At the news conference yesterday, Qanbar criticized the international community for failing to send forensic teams and provide security around the mass graves of victims of the Hussein regime, and said 14 additional grave sites have been uncovered in the past week.
''They have been found all over Iraq,'' he said. ''Unfortunately, many more are to come. This is a crime scene. A crime scene has to be protected and controlled.'' Discovery of the graves, he said, ''constitutes complete vindication of President Bush and Prime Minister Blair's decision to liberate Iraqis from Saddam.''
Bremer said last week at his first news conference that the United States offered to provide security at some of the grave sites but that local organizations declined and placed armed Iraqis around the sites.
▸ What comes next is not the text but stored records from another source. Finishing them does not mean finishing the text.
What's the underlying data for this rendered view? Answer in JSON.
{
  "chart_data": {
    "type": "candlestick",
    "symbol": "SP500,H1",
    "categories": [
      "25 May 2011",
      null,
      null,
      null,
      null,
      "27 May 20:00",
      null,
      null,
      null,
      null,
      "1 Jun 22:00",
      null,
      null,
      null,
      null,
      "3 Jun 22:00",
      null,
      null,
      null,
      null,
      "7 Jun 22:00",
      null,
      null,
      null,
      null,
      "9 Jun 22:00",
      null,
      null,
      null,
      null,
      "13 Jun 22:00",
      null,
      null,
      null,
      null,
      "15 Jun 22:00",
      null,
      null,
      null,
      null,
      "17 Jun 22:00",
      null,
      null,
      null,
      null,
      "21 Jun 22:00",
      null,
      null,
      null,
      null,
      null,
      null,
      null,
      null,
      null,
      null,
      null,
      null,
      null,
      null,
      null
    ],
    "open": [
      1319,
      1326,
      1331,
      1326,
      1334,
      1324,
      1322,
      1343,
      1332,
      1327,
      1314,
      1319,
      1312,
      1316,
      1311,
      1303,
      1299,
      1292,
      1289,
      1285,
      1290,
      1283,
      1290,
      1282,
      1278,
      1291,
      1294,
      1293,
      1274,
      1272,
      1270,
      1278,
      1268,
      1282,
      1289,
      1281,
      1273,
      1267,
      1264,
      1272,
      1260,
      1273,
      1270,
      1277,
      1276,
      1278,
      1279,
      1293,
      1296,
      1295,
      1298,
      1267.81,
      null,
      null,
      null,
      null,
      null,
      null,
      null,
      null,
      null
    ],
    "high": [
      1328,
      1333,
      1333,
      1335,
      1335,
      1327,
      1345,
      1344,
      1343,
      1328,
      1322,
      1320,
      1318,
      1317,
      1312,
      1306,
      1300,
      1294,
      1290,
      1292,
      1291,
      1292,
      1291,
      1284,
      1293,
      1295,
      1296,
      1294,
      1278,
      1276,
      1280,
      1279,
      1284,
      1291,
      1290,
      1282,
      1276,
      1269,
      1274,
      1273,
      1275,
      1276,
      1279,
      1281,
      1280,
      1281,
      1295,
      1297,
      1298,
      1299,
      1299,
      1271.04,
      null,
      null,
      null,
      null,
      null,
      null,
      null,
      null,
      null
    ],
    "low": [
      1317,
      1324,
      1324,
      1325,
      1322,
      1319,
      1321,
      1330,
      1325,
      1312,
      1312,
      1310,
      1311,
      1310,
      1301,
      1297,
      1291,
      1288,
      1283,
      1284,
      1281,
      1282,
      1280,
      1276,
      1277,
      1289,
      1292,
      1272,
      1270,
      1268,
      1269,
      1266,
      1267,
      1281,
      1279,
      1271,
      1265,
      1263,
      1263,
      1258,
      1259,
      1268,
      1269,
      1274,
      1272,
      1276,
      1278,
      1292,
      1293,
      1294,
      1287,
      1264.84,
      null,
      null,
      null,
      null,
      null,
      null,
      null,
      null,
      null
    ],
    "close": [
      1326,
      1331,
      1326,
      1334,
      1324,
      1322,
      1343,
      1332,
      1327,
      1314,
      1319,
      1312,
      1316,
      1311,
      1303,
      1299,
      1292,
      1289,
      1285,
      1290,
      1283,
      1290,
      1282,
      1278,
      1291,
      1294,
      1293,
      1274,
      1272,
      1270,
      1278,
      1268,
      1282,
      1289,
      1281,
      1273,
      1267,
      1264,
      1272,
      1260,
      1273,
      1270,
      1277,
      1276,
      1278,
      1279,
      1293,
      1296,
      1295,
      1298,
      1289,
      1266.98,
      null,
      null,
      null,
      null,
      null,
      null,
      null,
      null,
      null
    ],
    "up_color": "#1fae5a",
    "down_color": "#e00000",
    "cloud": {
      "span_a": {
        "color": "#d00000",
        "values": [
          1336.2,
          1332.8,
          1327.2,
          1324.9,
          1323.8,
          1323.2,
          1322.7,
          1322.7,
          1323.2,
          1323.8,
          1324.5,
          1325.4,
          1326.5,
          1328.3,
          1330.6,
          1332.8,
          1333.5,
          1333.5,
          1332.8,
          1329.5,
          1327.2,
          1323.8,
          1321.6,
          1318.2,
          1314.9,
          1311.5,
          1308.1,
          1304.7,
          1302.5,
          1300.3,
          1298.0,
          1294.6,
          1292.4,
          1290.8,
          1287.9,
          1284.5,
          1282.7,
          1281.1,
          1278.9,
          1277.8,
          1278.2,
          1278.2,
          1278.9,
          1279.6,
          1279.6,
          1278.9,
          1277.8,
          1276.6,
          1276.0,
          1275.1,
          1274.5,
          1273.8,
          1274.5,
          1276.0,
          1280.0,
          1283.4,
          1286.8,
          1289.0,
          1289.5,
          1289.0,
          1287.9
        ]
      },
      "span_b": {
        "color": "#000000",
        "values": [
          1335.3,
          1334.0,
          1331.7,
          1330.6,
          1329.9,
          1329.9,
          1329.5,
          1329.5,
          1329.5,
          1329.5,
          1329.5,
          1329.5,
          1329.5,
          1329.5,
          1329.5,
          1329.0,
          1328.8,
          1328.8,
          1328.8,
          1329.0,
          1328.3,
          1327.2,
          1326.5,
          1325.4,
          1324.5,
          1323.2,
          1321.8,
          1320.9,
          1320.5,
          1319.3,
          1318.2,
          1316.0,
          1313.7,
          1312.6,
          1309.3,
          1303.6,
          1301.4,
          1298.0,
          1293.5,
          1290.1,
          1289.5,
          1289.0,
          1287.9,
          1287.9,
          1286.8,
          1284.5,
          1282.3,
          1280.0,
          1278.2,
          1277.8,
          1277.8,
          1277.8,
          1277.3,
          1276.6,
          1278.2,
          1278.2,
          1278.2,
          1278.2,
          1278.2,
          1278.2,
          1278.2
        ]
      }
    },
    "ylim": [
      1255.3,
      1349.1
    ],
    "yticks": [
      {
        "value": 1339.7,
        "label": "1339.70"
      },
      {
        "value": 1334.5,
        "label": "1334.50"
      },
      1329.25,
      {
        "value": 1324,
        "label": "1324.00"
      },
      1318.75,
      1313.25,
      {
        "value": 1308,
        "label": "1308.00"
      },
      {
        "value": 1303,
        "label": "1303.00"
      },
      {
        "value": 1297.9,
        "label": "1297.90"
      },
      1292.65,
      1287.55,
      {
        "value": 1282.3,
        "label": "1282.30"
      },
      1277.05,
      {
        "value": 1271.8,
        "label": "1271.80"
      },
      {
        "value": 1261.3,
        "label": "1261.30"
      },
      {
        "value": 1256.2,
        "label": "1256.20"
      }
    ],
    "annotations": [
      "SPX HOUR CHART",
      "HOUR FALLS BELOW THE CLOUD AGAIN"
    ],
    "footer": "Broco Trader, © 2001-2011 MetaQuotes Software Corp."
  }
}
He and other US officials have made clear that they have no intention of stopping grieving Iraqis searching for the remains of relatives from reaching the burial pits.
Bremer said a Pentagon team with expertise in preserving mass graves for possible prosecution of crimes against humanity was due in the country late last week, but whether the team arrived could not be determined yesterday.
Public security in and around Baghdad continues to be shaky, with daily reports in the Iraqi press about murders, rapes, and carjackings. But there also are signs that the heightened US military presence on the streets is having an effect.
Troops are confiscating and carting away tons of weapons and ammunition held by Iraqi civilians and former soldiers.
And when a cache of unexploded ordnance from the war detonated yesterday in western Baghdad, US troops and Iraqi firefighters quickly controlled the resulting blaze.